Сила. Генератор. У Толика-жиртреста сегодня получалось буквально все. Смыла таинственная волна с передовой политруков и командиров. Оба исчезли. Защитники Отечества. И Потомок, и Госстрах. Диссоциировали. Повышены без права переписки. И сразу Гром бесстрашно выдвинулся на позиции. Вынырнул. Вечный боец тыла. Обозник. Развернулся. Принял на себя командование.
Шустрил. Порядок наводил. Все успевал, по залу, фойе общаги номер три, легко таскал, перемещал розовый центнер туши. Вертелась гузка. Глазенки бегали. И у дверей стриг бабки. И девок к стенкам прижимал. На шаровое «Буратино» налегал в буфете. А в красном уголке смолил. Прямо на пол бросал изжеванные мундштуки. Мокрый картон потухших «Беломорин». И с наслажденьем растирал. Ногой. Как бикарасов. В порошок.
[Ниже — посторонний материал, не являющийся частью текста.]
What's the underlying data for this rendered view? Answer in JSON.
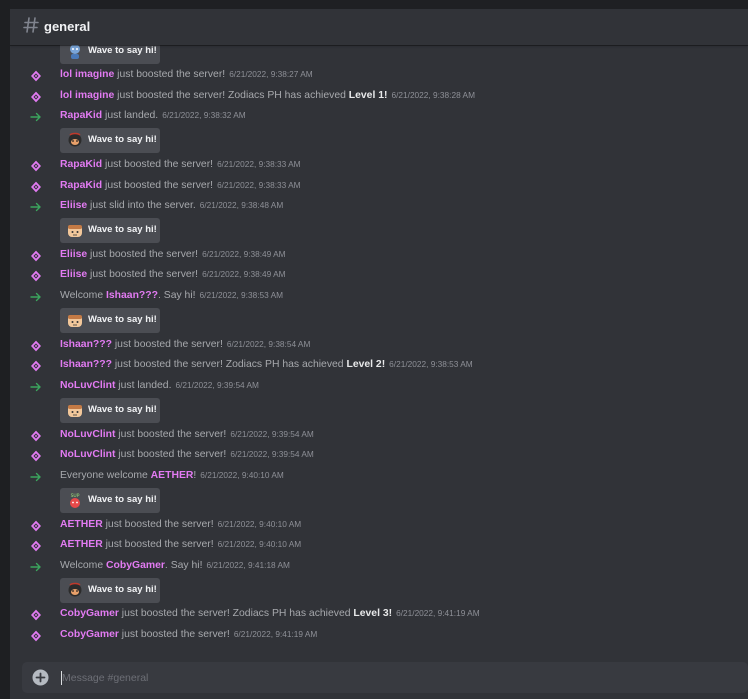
{
  "channel": {
    "name": "general"
  },
  "composer": {
    "placeholder": "Message #general"
  },
  "wave_label": "Wave to say hi!",
  "colors": {
    "boost": "#e27bf2",
    "join": "#3ba55d"
  },
  "messages": [
    {
      "type": "boost",
      "name": "lol imagine",
      "text": " just boosted the server!",
      "timestamp": "6/21/2022, 9:38:27 AM"
    },
    {
      "type": "boost",
      "name": "lol imagine",
      "text": " just boosted the server! Zodiacs PH has achieved ",
      "level": "Level 1!",
      "timestamp": "6/21/2022, 9:38:28 AM"
    },
    {
      "type": "join",
      "name": "RapaKid",
      "text": " just landed.",
      "timestamp": "6/21/2022, 9:38:32 AM"
    },
    {
      "type": "boost",
      "name": "RapaKid",
      "text": " just boosted the server!",
      "timestamp": "6/21/2022, 9:38:33 AM"
    },
    {
      "type": "boost",
      "name": "RapaKid",
      "text": " just boosted the server!",
      "timestamp": "6/21/2022, 9:38:33 AM"
    },
    {
      "type": "join",
      "name": "Eliise",
      "text": " just slid into the server.",
      "timestamp": "6/21/2022, 9:38:48 AM"
    },
    {
      "type": "boost",
      "name": "Eliise",
      "text": " just boosted the server!",
      "timestamp": "6/21/2022, 9:38:49 AM"
    },
    {
      "type": "boost",
      "name": "Eliise",
      "text": " just boosted the server!",
      "timestamp": "6/21/2022, 9:38:49 AM"
    },
    {
      "type": "join",
      "prefix": "Welcome ",
      "name": "Ishaan???",
      "text": ". Say hi!",
      "timestamp": "6/21/2022, 9:38:53 AM"
    },
    {
      "type": "boost",
      "name": "Ishaan???",
      "text": " just boosted the server!",
      "timestamp": "6/21/2022, 9:38:54 AM"
    },
    {
      "type": "boost",
      "name": "Ishaan???",
      "text": " just boosted the server! Zodiacs PH has achieved ",
      "level": "Level 2!",
      "timestamp": "6/21/2022, 9:38:53 AM"
    },
    {
      "type": "join",
      "name": "NoLuvClint",
      "text": " just landed.",
      "timestamp": "6/21/2022, 9:39:54 AM"
    },
    {
      "type": "boost",
      "name": "NoLuvClint",
      "text": " just boosted the server!",
      "timestamp": "6/21/2022, 9:39:54 AM"
    },
    {
      "type": "boost",
      "name": "NoLuvClint",
      "text": " just boosted the server!",
      "timestamp": "6/21/2022, 9:39:54 AM"
    },
    {
      "type": "join",
      "prefix": "Everyone welcome ",
      "name": "AETHER",
      "text": "!",
      "timestamp": "6/21/2022, 9:40:10 AM"
    },
    {
      "type": "boost",
      "name": "AETHER",
      "text": " just boosted the server!",
      "timestamp": "6/21/2022, 9:40:10 AM"
    },
    {
      "type": "boost",
      "name": "AETHER",
      "text": " just boosted the server!",
      "timestamp": "6/21/2022, 9:40:10 AM"
    },
    {
      "type": "join",
      "prefix": "Welcome ",
      "name": "CobyGamer",
      "text": ". Say hi!",
      "timestamp": "6/21/2022, 9:41:18 AM"
    },
    {
      "type": "boost",
      "name": "CobyGamer",
      "text": " just boosted the server! Zodiacs PH has achieved ",
      "level": "Level 3!",
      "timestamp": "6/21/2022, 9:41:19 AM"
    },
    {
      "type": "boost",
      "name": "CobyGamer",
      "text": " just boosted the server!",
      "timestamp": "6/21/2022, 9:41:19 AM"
    }
  ]
}
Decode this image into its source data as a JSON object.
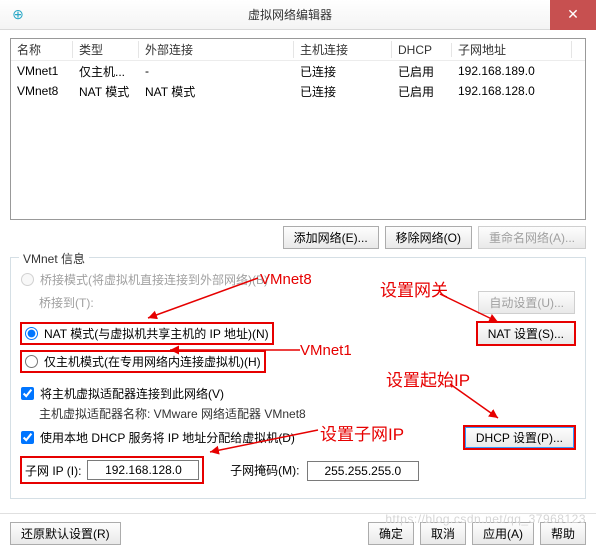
{
  "title": "虚拟网络编辑器",
  "close_glyph": "✕",
  "app_icon_glyph": "⊕",
  "table": {
    "headers": {
      "name": "名称",
      "type": "类型",
      "ext": "外部连接",
      "host": "主机连接",
      "dhcp": "DHCP",
      "subnet": "子网地址"
    },
    "rows": [
      {
        "name": "VMnet1",
        "type": "仅主机...",
        "ext": "-",
        "host": "已连接",
        "dhcp": "已启用",
        "subnet": "192.168.189.0"
      },
      {
        "name": "VMnet8",
        "type": "NAT 模式",
        "ext": "NAT 模式",
        "host": "已连接",
        "dhcp": "已启用",
        "subnet": "192.168.128.0"
      }
    ]
  },
  "buttons": {
    "add_net": "添加网络(E)...",
    "remove_net": "移除网络(O)",
    "rename_net": "重命名网络(A)...",
    "auto_set": "自动设置(U)...",
    "nat_set": "NAT 设置(S)...",
    "dhcp_set": "DHCP 设置(P)...",
    "restore": "还原默认设置(R)",
    "ok": "确定",
    "cancel": "取消",
    "apply": "应用(A)",
    "help": "帮助"
  },
  "group": {
    "title": "VMnet 信息",
    "bridged": "桥接模式(将虚拟机直接连接到外部网络)(B)",
    "bridged_to": "桥接到(T):",
    "nat": "NAT 模式(与虚拟机共享主机的 IP 地址)(N)",
    "hostonly": "仅主机模式(在专用网络内连接虚拟机)(H)",
    "connect_host": "将主机虚拟适配器连接到此网络(V)",
    "adapter_name": "主机虚拟适配器名称: VMware 网络适配器 VMnet8",
    "use_dhcp": "使用本地 DHCP 服务将 IP 地址分配给虚拟机(D)",
    "subnet_ip": "子网 IP (I):",
    "subnet_ip_val": "192.168.128.0",
    "mask": "子网掩码(M):",
    "mask_val": "255.255.255.0"
  },
  "annotations": {
    "vmnet8": "VMnet8",
    "vmnet1": "VMnet1",
    "gateway": "设置网关",
    "start_ip": "设置起始IP",
    "subnet": "设置子网IP"
  },
  "watermark": "https://blog.csdn.net/qq_37968123"
}
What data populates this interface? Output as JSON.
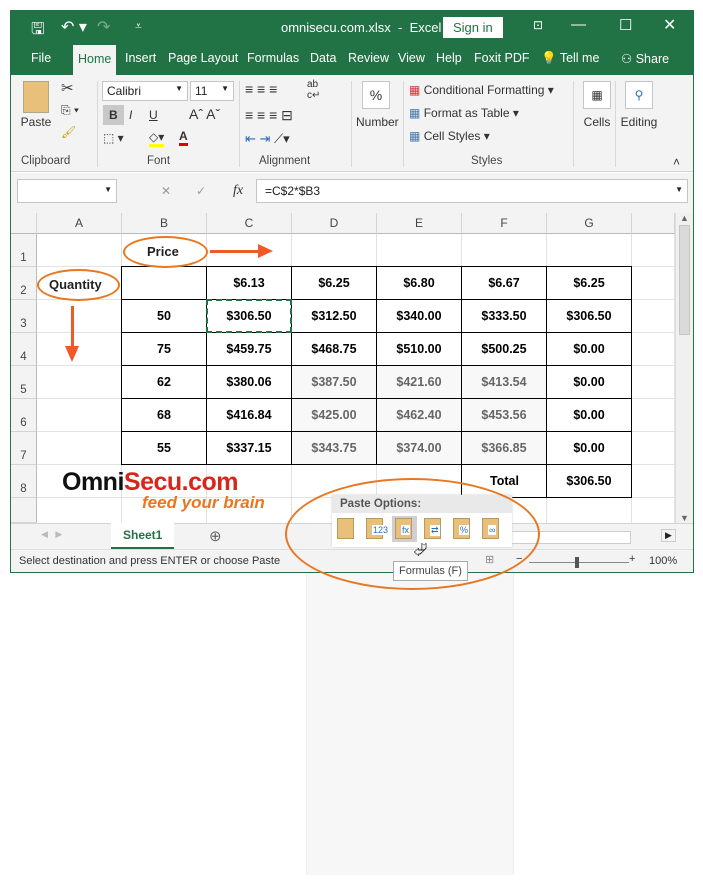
{
  "title_bar": {
    "doc_title": "omnisecu.com.xlsx  -  Excel",
    "sign_in": "Sign in"
  },
  "tabs": [
    "File",
    "Home",
    "Insert",
    "Page Layout",
    "Formulas",
    "Data",
    "Review",
    "View",
    "Help",
    "Foxit PDF",
    "Tell me",
    "Share"
  ],
  "active_tab": "Home",
  "ribbon": {
    "clipboard": {
      "paste": "Paste",
      "label": "Clipboard"
    },
    "font": {
      "name": "Calibri",
      "size": "11",
      "label": "Font",
      "bold": "B",
      "italic": "I",
      "underline": "U"
    },
    "alignment": {
      "label": "Alignment"
    },
    "number": {
      "label": "Number",
      "symbol": "%"
    },
    "styles": {
      "conditional": "Conditional Formatting",
      "format_table": "Format as Table",
      "cell_styles": "Cell Styles",
      "label": "Styles"
    },
    "cells": "Cells",
    "editing": "Editing"
  },
  "formula_bar": {
    "name_box": "",
    "fx": "fx",
    "formula": "=C$2*$B3"
  },
  "columns": [
    "A",
    "B",
    "C",
    "D",
    "E",
    "F",
    "G"
  ],
  "rows": [
    "1",
    "2",
    "3",
    "4",
    "5",
    "6",
    "7",
    "8"
  ],
  "annotations": {
    "price": "Price",
    "quantity": "Quantity"
  },
  "prices": [
    "$6.13",
    "$6.25",
    "$6.80",
    "$6.67",
    "$6.25"
  ],
  "table": [
    {
      "qty": "50",
      "values": [
        "$306.50",
        "$312.50",
        "$340.00",
        "$333.50",
        "$306.50"
      ]
    },
    {
      "qty": "75",
      "values": [
        "$459.75",
        "$468.75",
        "$510.00",
        "$500.25",
        "$0.00"
      ]
    },
    {
      "qty": "62",
      "values": [
        "$380.06",
        "$387.50",
        "$421.60",
        "$413.54",
        "$0.00"
      ]
    },
    {
      "qty": "68",
      "values": [
        "$416.84",
        "$425.00",
        "$462.40",
        "$453.56",
        "$0.00"
      ]
    },
    {
      "qty": "55",
      "values": [
        "$337.15",
        "$343.75",
        "$374.00",
        "$366.85",
        "$0.00"
      ]
    }
  ],
  "total": {
    "label": "Total",
    "value": "$306.50"
  },
  "logo": {
    "name": "OmniSecu.com",
    "tagline": "feed your brain"
  },
  "sheet_tab": "Sheet1",
  "paste_options": {
    "title": "Paste Options:",
    "tooltip": "Formulas (F)",
    "icons": [
      "paste-icon",
      "paste-values-icon",
      "paste-formulas-icon",
      "paste-transpose-icon",
      "paste-formatting-icon",
      "paste-link-icon"
    ]
  },
  "status": {
    "message": "Select destination and press ENTER or choose Paste",
    "zoom": "100%"
  },
  "colors": {
    "excel_green": "#217346",
    "annotation_orange": "#e87722"
  }
}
Гнал, торопил коней. Моментом пользовался. Лапал все. И думал, что успеет отползти. Но ватничек накинули на сало. Погасла плошка. Понятно. Взялся за гуж, держи ответ. Как допустил порчу казенного имущества? Почему недосмотрел? Самовыдвиженец. ЧП испортит концовку вечера. Кайф обломает. И Ванька явится. Возникнет. Черт. Притопает не позже и не раньше. Завалится к разбору полетов, к дознанию. Госстрах. И сам учинит допрос, прижмет зарвавшегося молодца.
— Ты мне тут не топи концы. Не топи, козел. Я тебя выведу на чистую воду. Ты мне счас все доложишь. Расскажешь и покажешь…
Иван настроен был серьезно. Крепко держал скользкого Грома за ворот курточки. Дышал в лицо шестерки. Густыми, сладкими парами неразбавленного напрочь забивал жалкий душок портвейна.
— Ты, сука, знаешь, для примера, где я сейчас был? Тебе сказать, паскуда, кто мне руку пожимал? Убить на месте?
Потомок. Игорь Ким не будет спрашивать. Задавать ненужные вопросы. Взвешивать все за и против. Он ненавязчиво соткется из воздуха. Возникнет завтра утречком. Зайдет без помпы. Проскользнет. Решительно ступеньки одолеет. Своим собственным ключом откроет ванькину дверь. Распахнет триста двенадцатую. Без разговоров. Грубо, по-хозяйски сдернет с кровати Закса. Подымет, даст устояться бухому, красноглазому Госстраху. Поймает вертикаль невидимым отвесом и влепит. Сначала ногой в пах, а после встретит кулаком лобешник. Вернет на место опавшую было башку приятеля. Не даст разбить несчастную об пол.
Такой финал у шутки. Два капитана подсиропили старлею. Блинов и Арский подкузьмили Вите Макунько. А не надо противопоставлять себя товарищам. Большому, спаянному коллективу Областного управления. Скромнее надо быть, и люди тебе подскажут, подправят, подсобят. А так лишь ухмылялись.